March 05, 2009 07:17 ET

The Right Defrag Solution More Cost Effective Than the "Free" Solution

BURBANK, CA--(Marketwire - March 5, 2009) - A utility or function that is "free" should always be examined carefully. For example, an aspiring musician may go shopping for a keyboard and find one for a decent price that has a built-in "free" drum machine. On the surface, it sounds like a great deal; they can have rhythm accompaniment as they play and it's like having your own little band. But when they get the keyboard home and actually put this "free" drum machine to work, they find that it's very limited in the sounds it will produce and in fact makes their creations sound a bit cheesy. In order to make it sound halfway good, the drum sounds will have to be run through a separate amplifier. But then they find that they can't even run the drum machine out from the keyboard separately. After countless wasted hours and endless tweaking, the musician realizes that it would have taken far less money and time -- and would have produced a better result -- if he or she had just invested in a professional drum machine in the first place.

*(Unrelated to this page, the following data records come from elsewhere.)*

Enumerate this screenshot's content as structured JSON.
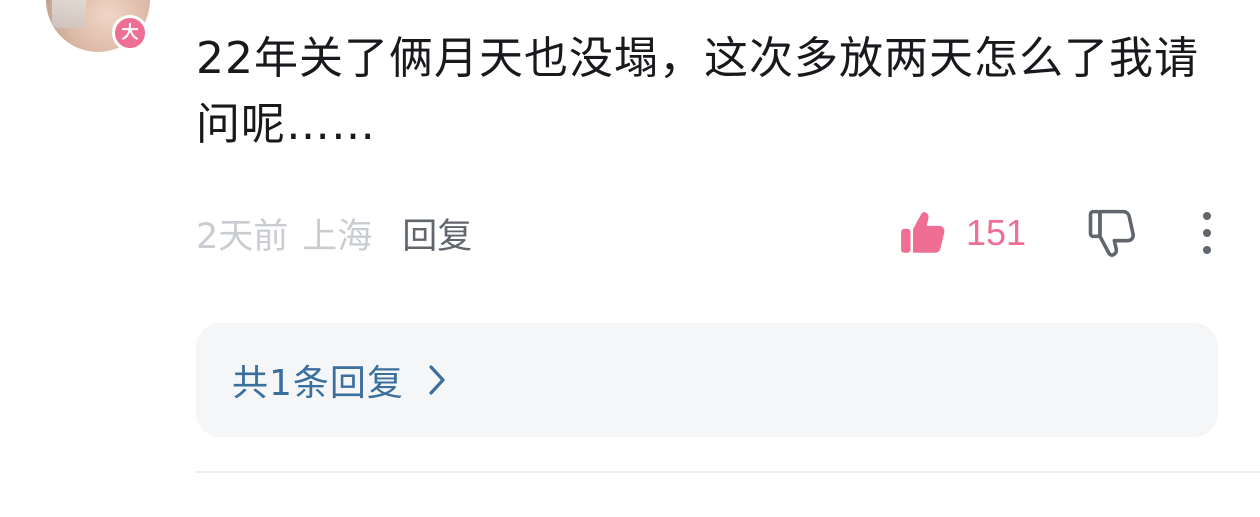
{
  "comment": {
    "avatar_badge": "大",
    "text": "22年关了俩月天也没塌，这次多放两天怎么了我请问呢……",
    "time": "2天前",
    "location": "上海",
    "reply_label": "回复",
    "like_count": "151",
    "colors": {
      "like": "#ee6e94",
      "reply_link": "#3a6f9e",
      "meta_text": "#c9ccd0",
      "body_text": "#18191c"
    }
  },
  "replies": {
    "summary": "共1条回复",
    "chevron_icon": "chevron-right-icon"
  },
  "icons": {
    "like": "thumbs-up-icon",
    "dislike": "thumbs-down-icon",
    "more": "more-vertical-icon"
  }
}
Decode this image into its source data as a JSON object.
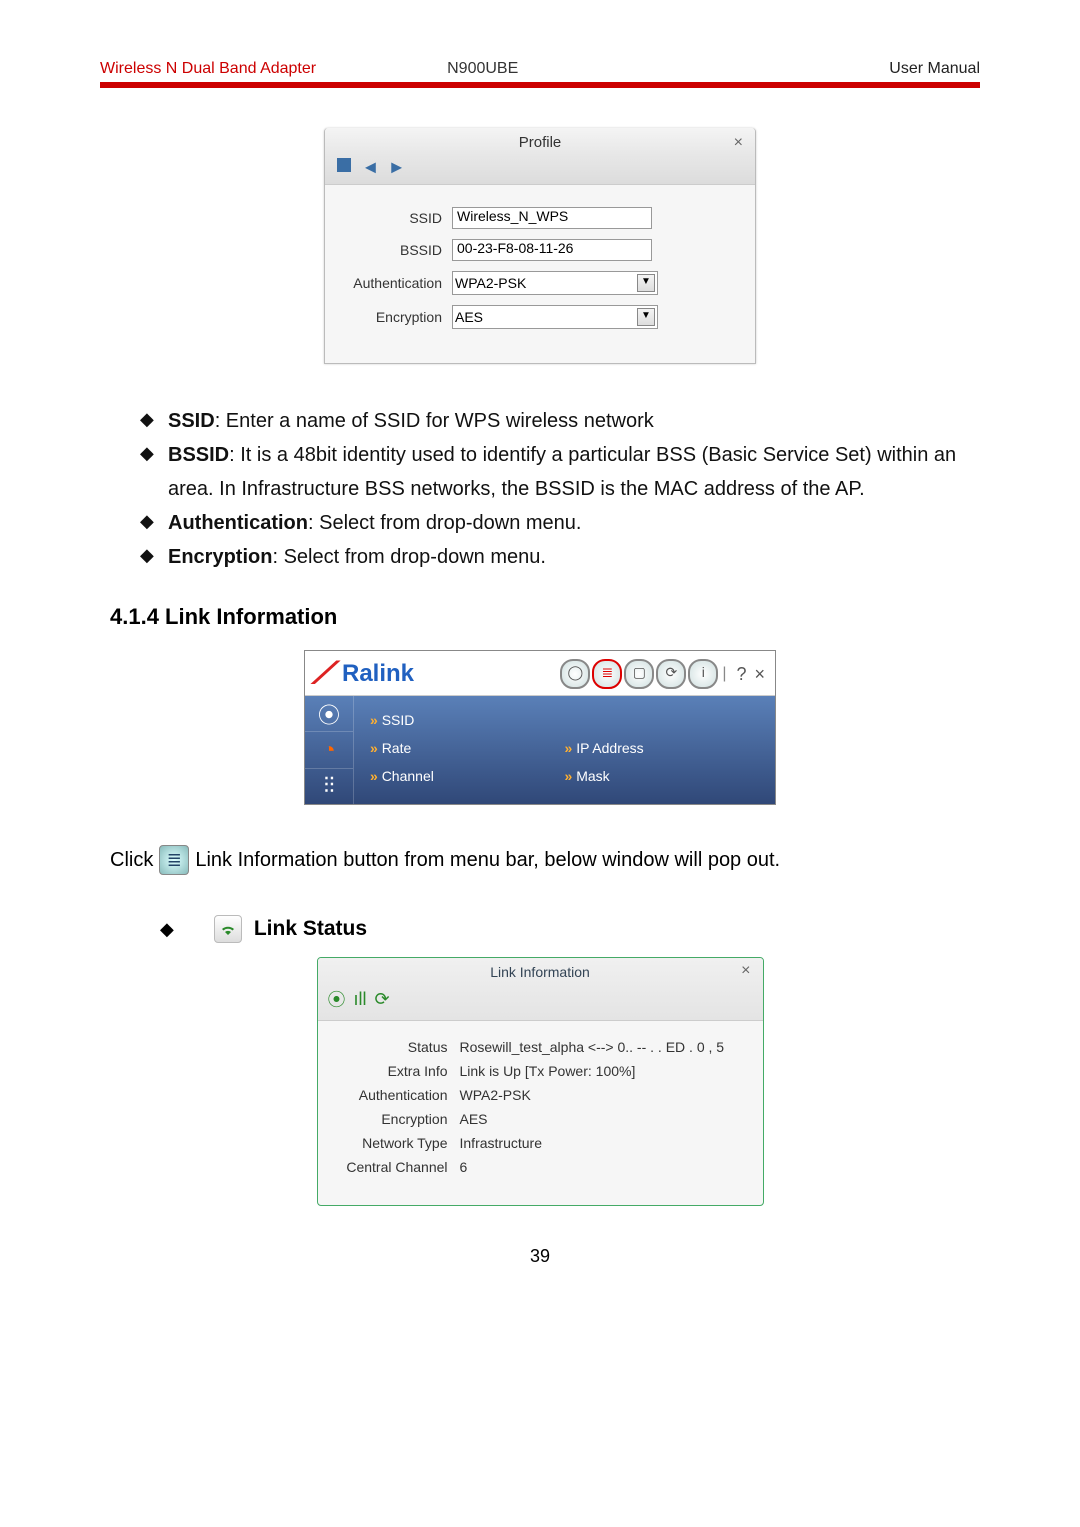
{
  "header": {
    "left": "Wireless N Dual Band Adapter",
    "mid": "N900UBE",
    "right": "User Manual"
  },
  "profile": {
    "title": "Profile",
    "close": "×",
    "ssid_label": "SSID",
    "ssid": "Wireless_N_WPS",
    "bssid_label": "BSSID",
    "bssid": "00-23-F8-08-11-26",
    "auth_label": "Authentication",
    "auth": "WPA2-PSK",
    "enc_label": "Encryption",
    "enc": "AES"
  },
  "bullets": {
    "ssid_b": "SSID",
    "ssid_t": ": Enter a name of SSID for WPS wireless network",
    "bssid_b": "BSSID",
    "bssid_t": ": It is a 48bit identity used to identify a particular BSS (Basic Service Set) within an area. In Infrastructure BSS networks, the BSSID is the MAC address of the AP.",
    "auth_b": "Authentication",
    "auth_t": ": Select from drop-down menu.",
    "enc_b": "Encryption",
    "enc_t": ": Select from drop-down menu."
  },
  "section_414": "4.1.4 Link Information",
  "ralink": {
    "brand": "Ralink",
    "rows": {
      "ssid": "SSID",
      "rate": "Rate",
      "ip": "IP Address",
      "channel": "Channel",
      "mask": "Mask"
    },
    "help": "?",
    "close": "×"
  },
  "clickline": {
    "pre": "Click",
    "post": " Link Information button from menu bar, below window will pop out."
  },
  "link_status_head": "Link Status",
  "linkinfo": {
    "title": "Link Information",
    "close": "×",
    "rows": [
      {
        "l": "Status",
        "v": "Rosewill_test_alpha <--> 0.. -- . . ED . 0 , 5"
      },
      {
        "l": "Extra Info",
        "v": "Link is Up  [Tx Power: 100%]"
      },
      {
        "l": "Authentication",
        "v": "WPA2-PSK"
      },
      {
        "l": "Encryption",
        "v": "AES"
      },
      {
        "l": "Network Type",
        "v": "Infrastructure"
      },
      {
        "l": "Central Channel",
        "v": "6"
      }
    ]
  },
  "page_num": "39"
}
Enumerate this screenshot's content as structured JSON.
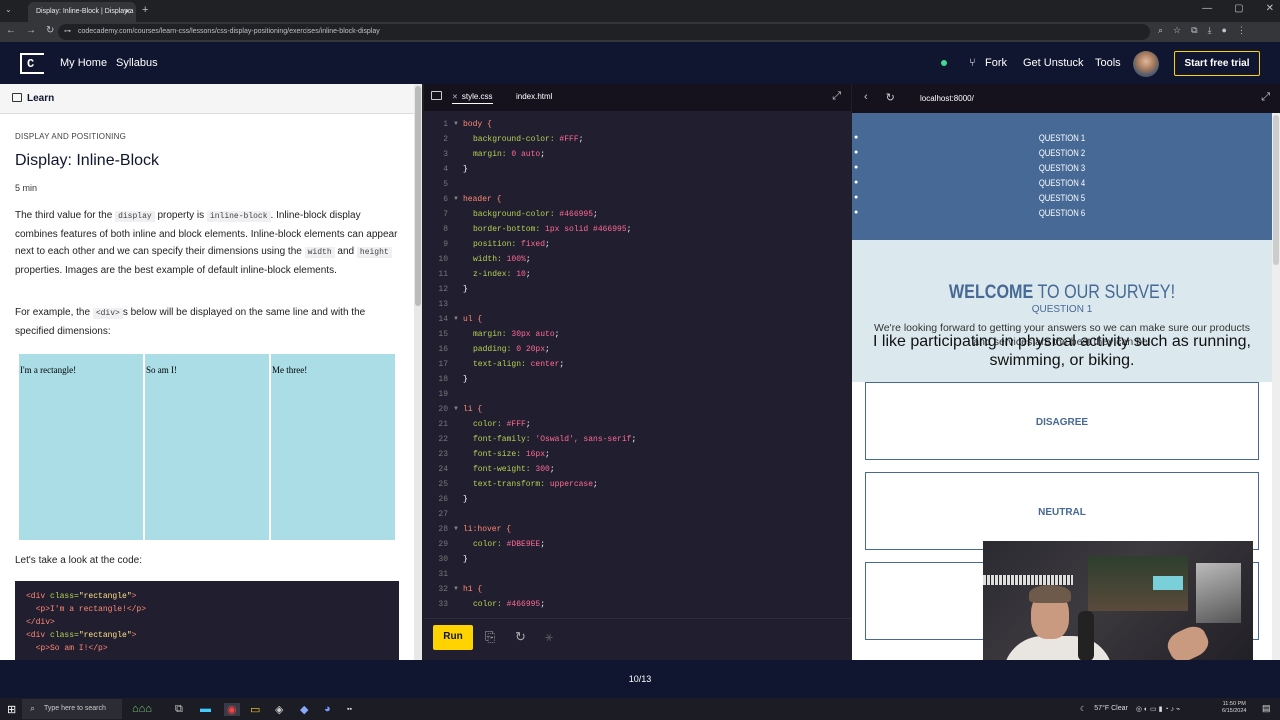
{
  "browser": {
    "tab_title": "Display: Inline-Block | Display a",
    "tab_close": "✕",
    "new_tab": "+",
    "url": "codecademy.com/courses/learn-css/lessons/css-display-positioning/exercises/inline-block-display",
    "window_controls": [
      "—",
      "▢",
      "✕"
    ]
  },
  "header": {
    "logo": "C|",
    "nav": [
      "My Home",
      "Syllabus"
    ],
    "right": [
      "Fork",
      "Get Unstuck",
      "Tools"
    ],
    "cta": "Start free trial"
  },
  "learn": {
    "panel_label": "Learn",
    "kicker": "DISPLAY AND POSITIONING",
    "title": "Display: Inline-Block",
    "duration": "5 min",
    "p1_a": "The third value for the ",
    "p1_code1": "display",
    "p1_b": " property is ",
    "p1_code2": "inline-block",
    "p1_c": ". Inline-block display combines features of both inline and block elements. Inline-block elements can appear next to each other and we can specify their dimensions using the ",
    "p1_code3": "width",
    "p1_d": " and ",
    "p1_code4": "height",
    "p1_e": " properties. Images are the best example of default inline-block elements.",
    "p2_a": "For example, the ",
    "p2_code": "<div>",
    "p2_b": "s below will be displayed on the same line and with the specified dimensions:",
    "rects": [
      "I'm a rectangle!",
      "So am I!",
      "Me three!"
    ],
    "p3": "Let's take a look at the code:",
    "code_lines": [
      {
        "open": "<div ",
        "attr": "class=",
        "str": "\"rectangle\"",
        "close": ">"
      },
      {
        "text": "  <p>I'm a rectangle!</p>"
      },
      {
        "text": "</div>"
      },
      {
        "open": "<div ",
        "attr": "class=",
        "str": "\"rectangle\"",
        "close": ">"
      },
      {
        "text": "  <p>So am I!</p>"
      }
    ]
  },
  "editor": {
    "tabs": [
      "style.css",
      "index.html"
    ],
    "run_label": "Run",
    "lines": [
      {
        "n": "1",
        "sel": "body {",
        "fold": true
      },
      {
        "n": "2",
        "prop": "background-color: ",
        "val": "#FFF",
        "end": ";"
      },
      {
        "n": "3",
        "prop": "margin: ",
        "val": "0 auto",
        "end": ";"
      },
      {
        "n": "4",
        "p": "}"
      },
      {
        "n": "5"
      },
      {
        "n": "6",
        "sel": "header {",
        "fold": true
      },
      {
        "n": "7",
        "prop": "background-color: ",
        "val": "#466995",
        "end": ";"
      },
      {
        "n": "8",
        "prop": "border-bottom: ",
        "val": "1px solid #466995",
        "end": ";"
      },
      {
        "n": "9",
        "prop": "position: ",
        "val": "fixed",
        "end": ";"
      },
      {
        "n": "10",
        "prop": "width: ",
        "val": "100%",
        "end": ";"
      },
      {
        "n": "11",
        "prop": "z-index: ",
        "val": "10",
        "end": ";"
      },
      {
        "n": "12",
        "p": "}"
      },
      {
        "n": "13"
      },
      {
        "n": "14",
        "sel": "ul {",
        "fold": true
      },
      {
        "n": "15",
        "prop": "margin: ",
        "val": "30px auto",
        "end": ";"
      },
      {
        "n": "16",
        "prop": "padding: ",
        "val": "0 20px",
        "end": ";"
      },
      {
        "n": "17",
        "prop": "text-align: ",
        "val": "center",
        "end": ";"
      },
      {
        "n": "18",
        "p": "}"
      },
      {
        "n": "19"
      },
      {
        "n": "20",
        "sel": "li {",
        "fold": true
      },
      {
        "n": "21",
        "prop": "color: ",
        "val": "#FFF",
        "end": ";"
      },
      {
        "n": "22",
        "prop": "font-family: ",
        "val": "'Oswald', sans-serif",
        "end": ";"
      },
      {
        "n": "23",
        "prop": "font-size: ",
        "val": "16px",
        "end": ";"
      },
      {
        "n": "24",
        "prop": "font-weight: ",
        "val": "300",
        "end": ";"
      },
      {
        "n": "25",
        "prop": "text-transform: ",
        "val": "uppercase",
        "end": ";"
      },
      {
        "n": "26",
        "p": "}"
      },
      {
        "n": "27"
      },
      {
        "n": "28",
        "sel": "li:hover {",
        "fold": true
      },
      {
        "n": "29",
        "prop": "color: ",
        "val": "#DBE9EE",
        "end": ";"
      },
      {
        "n": "30",
        "p": "}"
      },
      {
        "n": "31"
      },
      {
        "n": "32",
        "sel": "h1 {",
        "fold": true
      },
      {
        "n": "33",
        "prop": "color: ",
        "val": "#466995",
        "end": ";"
      }
    ]
  },
  "preview": {
    "url": "localhost:8000/",
    "questions": [
      "QUESTION 1",
      "QUESTION 2",
      "QUESTION 3",
      "QUESTION 4",
      "QUESTION 5",
      "QUESTION 6"
    ],
    "welcome_bold": "WELCOME",
    "welcome_rest": " TO OUR SURVEY!",
    "question_label": "QUESTION 1",
    "intro": "We're looking forward to getting your answers so we can make sure our products and services are the best they can be!",
    "prompt": "I like participating in physical activity such as running, swimming, or biking.",
    "options": [
      "DISAGREE",
      "NEUTRAL",
      ""
    ]
  },
  "footer": {
    "progress": "10/13"
  },
  "taskbar": {
    "search_placeholder": "Type here to search",
    "weather": "57°F  Clear",
    "time": "11:50 PM",
    "date": "6/15/2024"
  },
  "colors": {
    "brand_dark": "#10162f",
    "cta_yellow": "#ffd300",
    "survey_blue": "#466995",
    "survey_light": "#dbe9ee",
    "rect_fill": "#aadde6"
  }
}
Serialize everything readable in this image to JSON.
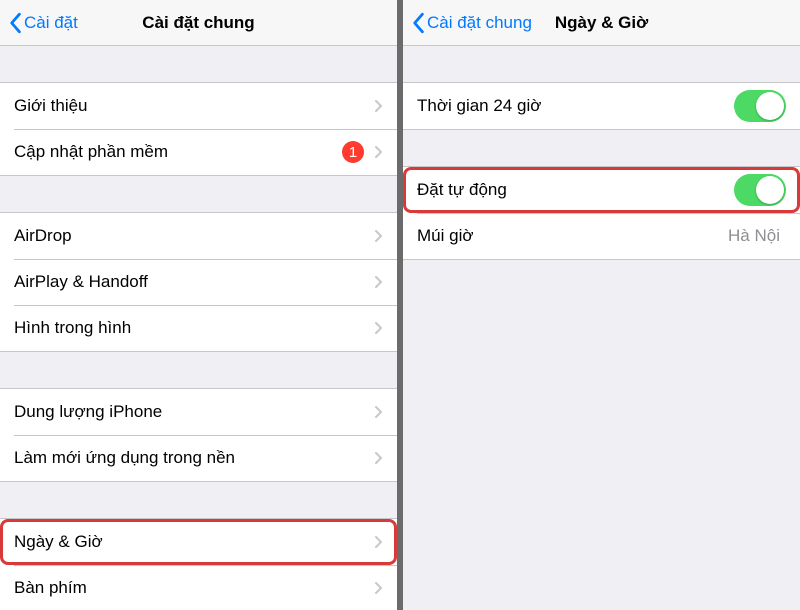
{
  "left": {
    "nav": {
      "back": "Cài đặt",
      "title": "Cài đặt chung"
    },
    "group1": [
      {
        "label": "Giới thiệu",
        "badge": null
      },
      {
        "label": "Cập nhật phần mềm",
        "badge": "1"
      }
    ],
    "group2": [
      {
        "label": "AirDrop"
      },
      {
        "label": "AirPlay & Handoff"
      },
      {
        "label": "Hình trong hình"
      }
    ],
    "group3": [
      {
        "label": "Dung lượng iPhone"
      },
      {
        "label": "Làm mới ứng dụng trong nền"
      }
    ],
    "group4": [
      {
        "label": "Ngày & Giờ",
        "highlight": true
      },
      {
        "label": "Bàn phím"
      }
    ]
  },
  "right": {
    "nav": {
      "back": "Cài đặt chung",
      "title": "Ngày & Giờ"
    },
    "group1": [
      {
        "label": "Thời gian 24 giờ",
        "toggle": true
      }
    ],
    "group2": [
      {
        "label": "Đặt tự động",
        "toggle": true,
        "highlight": true
      },
      {
        "label": "Múi giờ",
        "value": "Hà Nội"
      }
    ]
  }
}
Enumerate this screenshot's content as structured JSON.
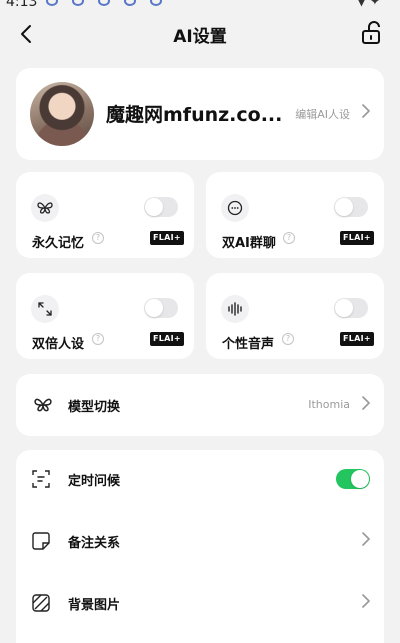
{
  "status_bar": {
    "time": "4:13"
  },
  "nav": {
    "title": "AI设置"
  },
  "profile": {
    "name": "魔趣网mfunz.co...",
    "edit_label": "编辑AI人设"
  },
  "features": [
    {
      "label": "永久记忆",
      "badge": "FLAI+",
      "enabled": false,
      "icon": "butterfly-icon"
    },
    {
      "label": "双AI群聊",
      "badge": "FLAI+",
      "enabled": false,
      "icon": "chat-bubbles-icon"
    },
    {
      "label": "双倍人设",
      "badge": "FLAI+",
      "enabled": false,
      "icon": "expand-arrows-icon"
    },
    {
      "label": "个性音声",
      "badge": "FLAI+",
      "enabled": false,
      "icon": "waveform-icon"
    }
  ],
  "model": {
    "label": "模型切换",
    "value": "Ithomia"
  },
  "settings": [
    {
      "label": "定时问候",
      "type": "toggle",
      "enabled": true,
      "icon": "scan-text-icon"
    },
    {
      "label": "备注关系",
      "type": "link",
      "icon": "note-icon"
    },
    {
      "label": "背景图片",
      "type": "link",
      "icon": "striped-square-icon"
    }
  ],
  "colors": {
    "toggle_on": "#22c55e",
    "background": "#f2f2f3",
    "badge": "#111111"
  }
}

Moving over into the world of computers, one finds a similar scenario: that of the "free" built-in defragmenter. Again on the surface it sounds ideal. It ships with the operating system and will take care of that performance-crippling fragmentation problem so IT can take their attention off of it and move onto other pressing matters.

But when the time comes to actually get the defragmentation work done, a realization will dawn upon the system administrator about how "free" this defrag solution isn't. First it has to be scheduled, many times on systems that must remain up and running 24X7. Many IT hours can be wasted in trying to fit in such schedules. Users cannot be on the system when the free defrag is running, causing more lost time and worse, income. And in between these scheduled runs, fragmentation continues to build and impact performance and reliability, which lowers the cost-effectiveness of the entire enterprise.

Then even more problems arise. IT personnel can never tell if a disk is fully defragged because there is no progress chart in the UI. Only one instance of the defragger can be run at a time. Only local drives can be defragmented.

The only true defrag solution today is one that does not require scheduling and defragments consistently in the background. Because only idle system resources are used, there is never a negative impact on users. Such a solution means that IT can remove their attention from the defrag chore at the moment this solution is installed -- performance and reliability are constantly maximized. When comparing such a solution to the free built-in defragmenter, the actual and staggering costs of the "free" utility become readily apparent.